Выругавшись про себя, он взял ее под локоть, бросив беглый взгляд на своих сестер. Со времени их первого выезда в свет – который прошел весьма успешно, – он стал меньше их опекать, во, всяком случае, менее открыто. Эмили вполне освоилась. Энн, спокойная по натуре, не доставляла ему хлопот. Теперь он за них почти перестал тревожиться и предоставлял им возможность поступать по их собственному разумению, а Фиона в их обществе была в безопасности.
Попозже он взглянет, что у них и как…
– Давайте выйдем в сад. – Он не смотрел на Амелию, но чувствовал ее взгляд, ощущал ее скрытое радостное удивление.
– Как хотите.
Он все же взглянул на нее, искоса, коротко; улыбка была не только в ее голосе, но и на губах, уголки которых слегка приподнялись. Искушение поцеловать эти насмешливые сочные губы было пугающе сильным. Он подавил его. Кивнув матери, уже усевшейся со своими закадычными подругами в уютном уголке, он с мрачным видом вел Амелию к дверям.
Чтобы добраться до выхода в сад, им необходимо было пересечь весь зал. На это потребовалось добрых полчаса – их то и дело останавливали леди и джентльмены: леди отпускали замечания по поводу ее платья, некоторые искренне им восхищались, другие выражали удивление, как она осмелилась надеть его на бал, а джентльмены отпускали ей комплименты и льстиво улыбались.
Когда они в конце концов добрались до двери на террасу, зубы у Люка были крепко сжаты, брови сурово нахмурены, глаза метали молнии. Амелия ощущала всю глубину его гнева, чувствовала, с каким трудом он сдерживает себя.
И прикидывала, как бы разозлить его еще сильнее.
– Как красиво! – Она вышла на террасу. Пальцы Люка сжимали ее руку.
– Я не знал, что сад у них такой большой. – Он оглядел тенистые аллеи, убегающие вдаль. – Отсюда почти не слышно реки.
– Только слабый плеск воды и удары весел. – Она тоже оглядывалась вокруг. – Кажется, здесь у них танцевальная площадка. – Она показала на группу музыкантов, расположившихся со своими инструментами в конце террасы.
– Давайте пройдемся.
Если они останутся здесь, к ним очень скоро подойдут другие гости, но ей абсолютно не хотелось разговаривать ни с кем, кроме Люка. Но даже с ним она предпочла бы обменяться кое-чем другим, а не словами, и сад куда больше подходит для этого. Она спустилась по ступеням, идя рядом с ним.
Усыпанные гравием дорожки разбегались во все стороны. Они выбрали самую пустынную, теряющуюся среди деревьев.
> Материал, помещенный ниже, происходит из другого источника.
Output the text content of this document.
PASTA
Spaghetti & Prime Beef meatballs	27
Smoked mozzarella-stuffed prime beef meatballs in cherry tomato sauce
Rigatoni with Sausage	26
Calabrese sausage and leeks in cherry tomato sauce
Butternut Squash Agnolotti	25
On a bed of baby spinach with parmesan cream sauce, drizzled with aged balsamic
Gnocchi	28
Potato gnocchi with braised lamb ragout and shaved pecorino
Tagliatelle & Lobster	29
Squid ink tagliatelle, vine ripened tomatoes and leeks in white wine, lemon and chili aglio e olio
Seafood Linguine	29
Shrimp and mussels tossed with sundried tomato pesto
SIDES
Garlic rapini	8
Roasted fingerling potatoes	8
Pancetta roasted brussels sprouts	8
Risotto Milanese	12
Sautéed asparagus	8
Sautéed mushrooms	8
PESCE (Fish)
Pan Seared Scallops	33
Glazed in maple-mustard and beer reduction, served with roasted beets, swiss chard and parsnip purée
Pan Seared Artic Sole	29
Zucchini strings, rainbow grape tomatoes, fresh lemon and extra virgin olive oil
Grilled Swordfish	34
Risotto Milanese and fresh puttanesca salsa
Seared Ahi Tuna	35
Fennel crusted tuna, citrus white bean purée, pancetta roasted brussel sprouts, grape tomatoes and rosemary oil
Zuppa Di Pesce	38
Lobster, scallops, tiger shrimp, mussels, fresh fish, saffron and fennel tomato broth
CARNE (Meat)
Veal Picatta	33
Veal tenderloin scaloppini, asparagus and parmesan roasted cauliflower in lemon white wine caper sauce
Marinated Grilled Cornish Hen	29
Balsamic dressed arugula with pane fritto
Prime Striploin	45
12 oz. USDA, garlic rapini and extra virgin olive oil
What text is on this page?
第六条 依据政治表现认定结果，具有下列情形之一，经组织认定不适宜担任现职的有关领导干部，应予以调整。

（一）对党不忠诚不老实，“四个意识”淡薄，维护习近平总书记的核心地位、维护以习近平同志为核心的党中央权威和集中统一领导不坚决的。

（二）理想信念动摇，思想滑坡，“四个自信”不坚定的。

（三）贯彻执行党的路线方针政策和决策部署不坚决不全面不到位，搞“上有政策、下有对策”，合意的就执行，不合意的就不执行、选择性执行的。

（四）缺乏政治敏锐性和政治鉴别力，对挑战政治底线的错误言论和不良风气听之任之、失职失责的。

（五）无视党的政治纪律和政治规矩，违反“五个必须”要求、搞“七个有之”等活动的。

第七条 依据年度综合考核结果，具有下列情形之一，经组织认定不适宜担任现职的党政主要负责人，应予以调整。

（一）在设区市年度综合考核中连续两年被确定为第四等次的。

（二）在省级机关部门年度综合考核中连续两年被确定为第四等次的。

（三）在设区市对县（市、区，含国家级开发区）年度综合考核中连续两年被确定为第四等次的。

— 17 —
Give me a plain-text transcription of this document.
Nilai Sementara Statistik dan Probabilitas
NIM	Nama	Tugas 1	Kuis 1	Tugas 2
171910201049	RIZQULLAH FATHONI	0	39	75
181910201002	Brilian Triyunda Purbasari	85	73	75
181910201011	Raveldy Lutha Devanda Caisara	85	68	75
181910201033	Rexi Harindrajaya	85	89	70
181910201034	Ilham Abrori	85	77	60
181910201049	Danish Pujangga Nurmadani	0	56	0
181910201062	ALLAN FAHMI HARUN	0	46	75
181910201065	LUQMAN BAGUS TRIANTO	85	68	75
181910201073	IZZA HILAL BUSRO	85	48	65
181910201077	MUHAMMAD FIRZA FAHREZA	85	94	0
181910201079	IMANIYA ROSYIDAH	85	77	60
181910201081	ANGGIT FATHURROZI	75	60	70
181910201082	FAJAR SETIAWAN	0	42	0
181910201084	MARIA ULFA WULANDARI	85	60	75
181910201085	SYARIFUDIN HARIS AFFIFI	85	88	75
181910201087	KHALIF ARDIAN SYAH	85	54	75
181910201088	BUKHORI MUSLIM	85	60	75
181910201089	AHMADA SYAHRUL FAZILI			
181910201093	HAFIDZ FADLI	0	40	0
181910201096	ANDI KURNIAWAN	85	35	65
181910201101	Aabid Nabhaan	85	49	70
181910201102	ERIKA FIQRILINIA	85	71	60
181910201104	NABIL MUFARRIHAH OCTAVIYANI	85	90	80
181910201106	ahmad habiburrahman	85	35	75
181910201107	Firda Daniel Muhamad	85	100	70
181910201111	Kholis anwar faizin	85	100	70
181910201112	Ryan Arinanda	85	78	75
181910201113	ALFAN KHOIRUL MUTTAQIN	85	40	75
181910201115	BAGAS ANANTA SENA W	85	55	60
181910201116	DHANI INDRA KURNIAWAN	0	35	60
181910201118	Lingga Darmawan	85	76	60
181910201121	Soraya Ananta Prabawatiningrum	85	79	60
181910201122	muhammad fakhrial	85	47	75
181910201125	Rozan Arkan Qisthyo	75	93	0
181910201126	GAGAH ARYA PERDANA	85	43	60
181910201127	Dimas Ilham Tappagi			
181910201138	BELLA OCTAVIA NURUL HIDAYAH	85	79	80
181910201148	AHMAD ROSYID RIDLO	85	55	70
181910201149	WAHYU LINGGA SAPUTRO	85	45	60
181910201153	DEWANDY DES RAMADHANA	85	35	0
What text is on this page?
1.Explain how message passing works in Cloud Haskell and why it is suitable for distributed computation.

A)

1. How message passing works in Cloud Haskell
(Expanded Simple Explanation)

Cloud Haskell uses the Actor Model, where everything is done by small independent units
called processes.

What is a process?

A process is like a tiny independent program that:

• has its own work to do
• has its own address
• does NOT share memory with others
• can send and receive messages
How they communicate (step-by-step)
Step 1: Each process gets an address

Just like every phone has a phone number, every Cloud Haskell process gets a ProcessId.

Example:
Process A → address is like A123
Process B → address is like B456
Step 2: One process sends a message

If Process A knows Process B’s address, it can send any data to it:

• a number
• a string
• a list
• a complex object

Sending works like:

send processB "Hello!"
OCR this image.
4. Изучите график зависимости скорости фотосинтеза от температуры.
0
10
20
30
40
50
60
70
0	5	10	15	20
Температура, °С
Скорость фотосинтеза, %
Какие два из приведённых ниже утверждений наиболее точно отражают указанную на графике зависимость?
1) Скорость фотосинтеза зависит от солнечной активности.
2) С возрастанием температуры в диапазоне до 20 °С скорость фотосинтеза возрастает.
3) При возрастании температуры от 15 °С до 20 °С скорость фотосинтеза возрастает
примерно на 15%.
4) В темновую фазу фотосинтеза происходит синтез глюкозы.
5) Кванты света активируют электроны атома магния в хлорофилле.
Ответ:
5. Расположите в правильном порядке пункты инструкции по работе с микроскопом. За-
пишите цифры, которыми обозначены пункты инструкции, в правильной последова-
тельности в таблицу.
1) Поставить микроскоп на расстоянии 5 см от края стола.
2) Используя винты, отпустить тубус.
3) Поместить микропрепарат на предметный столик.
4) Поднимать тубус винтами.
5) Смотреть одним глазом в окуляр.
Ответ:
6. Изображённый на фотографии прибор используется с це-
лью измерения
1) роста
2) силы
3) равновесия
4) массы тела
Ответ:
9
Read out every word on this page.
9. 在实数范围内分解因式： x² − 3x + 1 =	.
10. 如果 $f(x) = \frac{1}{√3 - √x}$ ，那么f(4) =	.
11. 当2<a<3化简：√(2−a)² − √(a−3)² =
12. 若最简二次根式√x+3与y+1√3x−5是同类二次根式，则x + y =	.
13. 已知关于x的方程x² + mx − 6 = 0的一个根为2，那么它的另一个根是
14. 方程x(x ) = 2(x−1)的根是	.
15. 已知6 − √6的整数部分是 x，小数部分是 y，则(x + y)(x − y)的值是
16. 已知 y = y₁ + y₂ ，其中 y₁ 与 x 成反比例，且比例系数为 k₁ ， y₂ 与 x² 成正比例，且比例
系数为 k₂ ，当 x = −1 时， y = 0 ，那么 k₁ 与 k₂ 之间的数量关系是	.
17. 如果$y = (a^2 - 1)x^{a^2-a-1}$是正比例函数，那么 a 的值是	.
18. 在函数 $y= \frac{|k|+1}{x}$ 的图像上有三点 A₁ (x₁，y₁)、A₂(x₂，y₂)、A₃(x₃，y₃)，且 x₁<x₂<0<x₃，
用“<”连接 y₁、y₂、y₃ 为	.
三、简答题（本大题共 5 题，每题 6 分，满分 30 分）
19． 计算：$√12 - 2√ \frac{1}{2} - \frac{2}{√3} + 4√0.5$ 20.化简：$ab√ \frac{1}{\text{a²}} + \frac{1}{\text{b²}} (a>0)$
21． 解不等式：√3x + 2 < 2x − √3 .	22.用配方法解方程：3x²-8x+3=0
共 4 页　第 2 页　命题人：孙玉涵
Они шли, попадая в полосу то тени, то лунного света. Амелия прикусила губу, чувствуя на себе взгляд Люка, чувствуя, что он словно против своей воли все время посматривает на ее обнаженные плечи и обнаженную грудь над вырезом платья.
Она не удивилась, когда он в какой-то момент рявкнул:
– Где, черт побери, вы нашли это платье?
– Селестина привезла его из Парижа. – Она посмотрела вниз, на подол, поправила оборку на груди, прекрасно сознавая, что его взгляд следует за каждым ее движением. – Оригинальное, но слегка вызывающее. Мне оно нравится, а вам?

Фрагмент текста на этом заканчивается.